Единственное, о чем он умолчал, — так это о том, что обеих девушек пожрали, и что путь в профессиональный магический мир им закрыт. Кто пожрал — на это вообще ответа не было.
— Где вторая? — Ррухи, как всегда, задавала неудобные вопросы.
Горр промолчал,
— Ваш декан расскажет…
— Разве он в Академии? — Голос Хадисы звучал непривычно звонко, словно ей горло сдавило, и словно она едва сдерживается, чтобы не заплакать. Почему она это спросила? Кирин и сама не понимала. Несколько минут назад все было абсолютно ясно. Словно в голове жила отдельная карта. А теперь черное пятно внутри разрасталось и пульсировало, отключая все больше чувств, скрывая от внутреннего взора всех и каждого. Она-то мозгом понимала, что должна плакать. Что-то опять с ней не то и не так.
Опять проклятие? Когда и кто успел?
— Придет и расскажет, — сглотнул Горр и невольно почесал татуировку на своем запястье. Ррухи, проследив этот его неосознанный жест, неожиданно ощерилась:
— Ненавижу тебя! — И вылетела из палаты.
Хадиса же вовремя вцепилась в руку Горру и прошептала:
— Будь на моем месте сестры, ты бы без сожжённых мозгов не вышел.
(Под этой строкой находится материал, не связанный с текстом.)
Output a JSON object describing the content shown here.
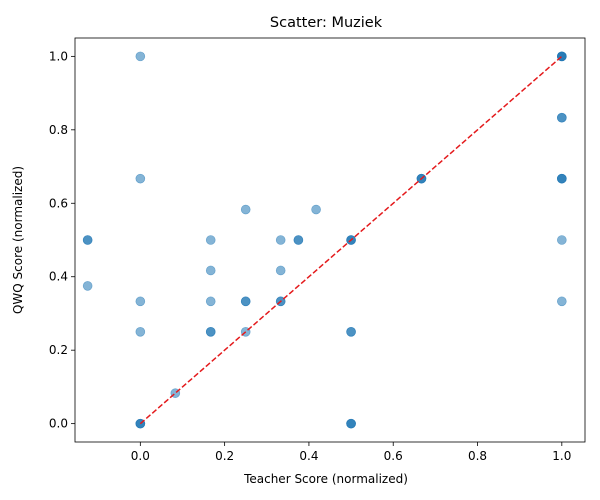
{
  "chart_data": {
    "type": "scatter",
    "title": "Scatter: Muziek",
    "xlabel": "Teacher Score (normalized)",
    "ylabel": "QWQ Score (normalized)",
    "xlim": [
      -0.155,
      1.055
    ],
    "ylim": [
      -0.05,
      1.05
    ],
    "xticks": [
      0.0,
      0.2,
      0.4,
      0.6,
      0.8,
      1.0
    ],
    "yticks": [
      0.0,
      0.2,
      0.4,
      0.6,
      0.8,
      1.0
    ],
    "xtick_labels": [
      "0.0",
      "0.2",
      "0.4",
      "0.6",
      "0.8",
      "1.0"
    ],
    "ytick_labels": [
      "0.0",
      "0.2",
      "0.4",
      "0.6",
      "0.8",
      "1.0"
    ],
    "grid": false,
    "point_color": "#1f77b4",
    "point_alpha": 0.55,
    "reference_line": {
      "from": [
        0,
        0
      ],
      "to": [
        1,
        1
      ],
      "color": "#e41a1c",
      "style": "dashed"
    },
    "series": [
      {
        "points": [
          {
            "x": 0.0,
            "y": 1.0
          },
          {
            "x": 0.0,
            "y": 0.667
          },
          {
            "x": 0.0,
            "y": 0.333
          },
          {
            "x": 0.0,
            "y": 0.25
          },
          {
            "x": 0.0,
            "y": 0.0
          },
          {
            "x": 0.0,
            "y": 0.0
          },
          {
            "x": 0.0,
            "y": 0.0
          },
          {
            "x": -0.125,
            "y": 0.5
          },
          {
            "x": -0.125,
            "y": 0.5
          },
          {
            "x": -0.125,
            "y": 0.375
          },
          {
            "x": 0.083,
            "y": 0.083
          },
          {
            "x": 0.167,
            "y": 0.5
          },
          {
            "x": 0.167,
            "y": 0.417
          },
          {
            "x": 0.167,
            "y": 0.333
          },
          {
            "x": 0.167,
            "y": 0.25
          },
          {
            "x": 0.167,
            "y": 0.25
          },
          {
            "x": 0.25,
            "y": 0.583
          },
          {
            "x": 0.25,
            "y": 0.333
          },
          {
            "x": 0.25,
            "y": 0.333
          },
          {
            "x": 0.25,
            "y": 0.25
          },
          {
            "x": 0.333,
            "y": 0.5
          },
          {
            "x": 0.333,
            "y": 0.417
          },
          {
            "x": 0.333,
            "y": 0.333
          },
          {
            "x": 0.333,
            "y": 0.333
          },
          {
            "x": 0.375,
            "y": 0.5
          },
          {
            "x": 0.375,
            "y": 0.5
          },
          {
            "x": 0.417,
            "y": 0.583
          },
          {
            "x": 0.5,
            "y": 0.5
          },
          {
            "x": 0.5,
            "y": 0.5
          },
          {
            "x": 0.5,
            "y": 0.5
          },
          {
            "x": 0.5,
            "y": 0.25
          },
          {
            "x": 0.5,
            "y": 0.25
          },
          {
            "x": 0.5,
            "y": 0.0
          },
          {
            "x": 0.5,
            "y": 0.0
          },
          {
            "x": 0.5,
            "y": 0.0
          },
          {
            "x": 0.667,
            "y": 0.667
          },
          {
            "x": 0.667,
            "y": 0.667
          },
          {
            "x": 0.667,
            "y": 0.667
          },
          {
            "x": 1.0,
            "y": 1.0
          },
          {
            "x": 1.0,
            "y": 1.0
          },
          {
            "x": 1.0,
            "y": 1.0
          },
          {
            "x": 1.0,
            "y": 1.0
          },
          {
            "x": 1.0,
            "y": 0.833
          },
          {
            "x": 1.0,
            "y": 0.833
          },
          {
            "x": 1.0,
            "y": 0.667
          },
          {
            "x": 1.0,
            "y": 0.667
          },
          {
            "x": 1.0,
            "y": 0.667
          },
          {
            "x": 1.0,
            "y": 0.5
          },
          {
            "x": 1.0,
            "y": 0.333
          }
        ]
      }
    ]
  }
}
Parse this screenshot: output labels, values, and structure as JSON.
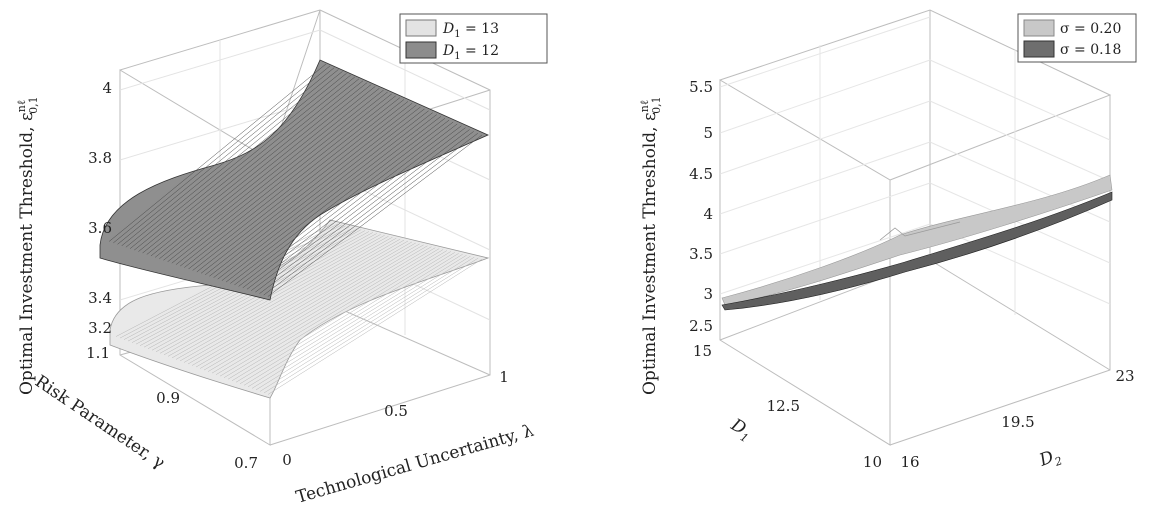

Одернув руку, парень невольно попятился, понимая, что его начинает колотить от странной неконтролируемой ненависти…
Сложилось впечатление, словно Кирин абсолютно точно знала, что собой представляли обе феи. И от этого становилось поистине страшно.
* * *
Заклинание Анониса все не оканчивалось успехом, и он требовал раз за разом повторять мерзкие вещи и копить силу. Октопус делал, задумчиво открывая в себе все новые и новые грани морального извращения. Это было чревато, но ему откровенно не хотелось отсиживаться в пещерах, и потому как послушный адепт он снова и снова послушно делал мерзости.
Разве только обещанную тушенку не сварил.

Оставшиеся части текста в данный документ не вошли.